In conclusion, I say: To please Allah, Saudis must re-evaluate the way they treat their guest workers.”
I was ashamed to say much in defense. While, I hope, the majority of Saudi employers are decent and just, too many are not. We have heard stories about the abuse and harassment of nurses, maids and domestic servants. However, we didn’t hear of major changes to labor laws that would prevent such abuses. I understand that the government cannot enter every house, know about every case and protect every expatriate. The authorities cannot, by their nature, interfere in a dispute if the parties didn’t ask for interference. But nongovernmental organizations concerned with human rights can actively seek and find these cases. On behalf of the victims, they should sue the offenders and collect compensations. Hot lines to concerned authorities and organizations should be established, publicized and given to every expatriate on arrival. Random checks on work places and interviews with employees should be conducted. Recently allowed, labor committees in private companies should be activated and given more powers and authority to look after members, like any decent union would.

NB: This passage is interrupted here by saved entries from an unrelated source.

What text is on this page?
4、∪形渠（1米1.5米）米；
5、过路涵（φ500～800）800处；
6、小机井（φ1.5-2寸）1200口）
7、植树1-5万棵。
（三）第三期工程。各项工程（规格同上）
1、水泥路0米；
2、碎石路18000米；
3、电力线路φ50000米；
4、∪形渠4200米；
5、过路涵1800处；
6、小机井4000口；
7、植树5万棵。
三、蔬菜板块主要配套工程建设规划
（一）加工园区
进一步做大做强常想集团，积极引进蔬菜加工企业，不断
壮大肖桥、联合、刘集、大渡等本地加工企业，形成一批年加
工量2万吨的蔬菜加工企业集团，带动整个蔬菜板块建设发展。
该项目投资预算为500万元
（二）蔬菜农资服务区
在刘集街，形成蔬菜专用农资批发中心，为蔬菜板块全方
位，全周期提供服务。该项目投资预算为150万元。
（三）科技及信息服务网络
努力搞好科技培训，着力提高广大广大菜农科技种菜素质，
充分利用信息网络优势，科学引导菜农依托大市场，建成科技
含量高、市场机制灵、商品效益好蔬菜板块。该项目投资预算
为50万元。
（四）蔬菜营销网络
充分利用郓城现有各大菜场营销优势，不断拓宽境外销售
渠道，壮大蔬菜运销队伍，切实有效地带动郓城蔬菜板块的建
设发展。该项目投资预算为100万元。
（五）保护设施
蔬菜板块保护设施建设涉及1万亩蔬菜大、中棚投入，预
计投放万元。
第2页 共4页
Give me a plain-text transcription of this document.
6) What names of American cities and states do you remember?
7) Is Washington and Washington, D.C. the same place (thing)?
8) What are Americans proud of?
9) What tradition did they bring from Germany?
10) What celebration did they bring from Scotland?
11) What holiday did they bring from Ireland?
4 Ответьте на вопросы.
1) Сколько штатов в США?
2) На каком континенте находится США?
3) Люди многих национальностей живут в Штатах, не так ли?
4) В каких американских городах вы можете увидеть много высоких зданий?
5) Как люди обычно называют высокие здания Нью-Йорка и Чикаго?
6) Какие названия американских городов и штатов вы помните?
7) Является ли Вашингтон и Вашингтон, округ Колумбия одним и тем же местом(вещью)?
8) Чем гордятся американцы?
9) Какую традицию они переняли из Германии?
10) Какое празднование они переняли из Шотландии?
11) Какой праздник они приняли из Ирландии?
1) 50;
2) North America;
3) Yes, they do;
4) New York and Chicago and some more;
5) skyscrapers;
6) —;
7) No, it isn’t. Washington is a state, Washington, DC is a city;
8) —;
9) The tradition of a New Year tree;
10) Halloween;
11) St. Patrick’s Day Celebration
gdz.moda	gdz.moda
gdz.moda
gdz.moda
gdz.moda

In addition, we have to be strict with abusers. Punishment must fit the crime. Long prison terms and hefty financial penalties should apply to serious cases of abuse, for males and females alike.
Our media should extensively cover these cases, and publish the proceedings and penalties. Offenders should know what awaits them if they misbehave; we should make it crystal clear to potential abusers that we have a zero-tolerance policy for such crimes.
Major changes to the sponsorship laws are long overdue. So are better facilities and higher capacities for the offices of the Labor Ministry that deal with labor disputes. A worker cannot wait forever without a source of income hoping for a verdict in his favor. Many are driven to despair because it takes too long, sometimes years to get justice.
The human rights body should focus more on the problem. We should encourage them and charity organizations to facilitate and provide services to guest workers under stress, including safe havens, social, medical and psychological consultations and legal representations.
This is much more important than fixing the stock market. If we do that, we could assure our position as the Kingdom of Humanity, the moral authority and leading inspirer to the Muslim world.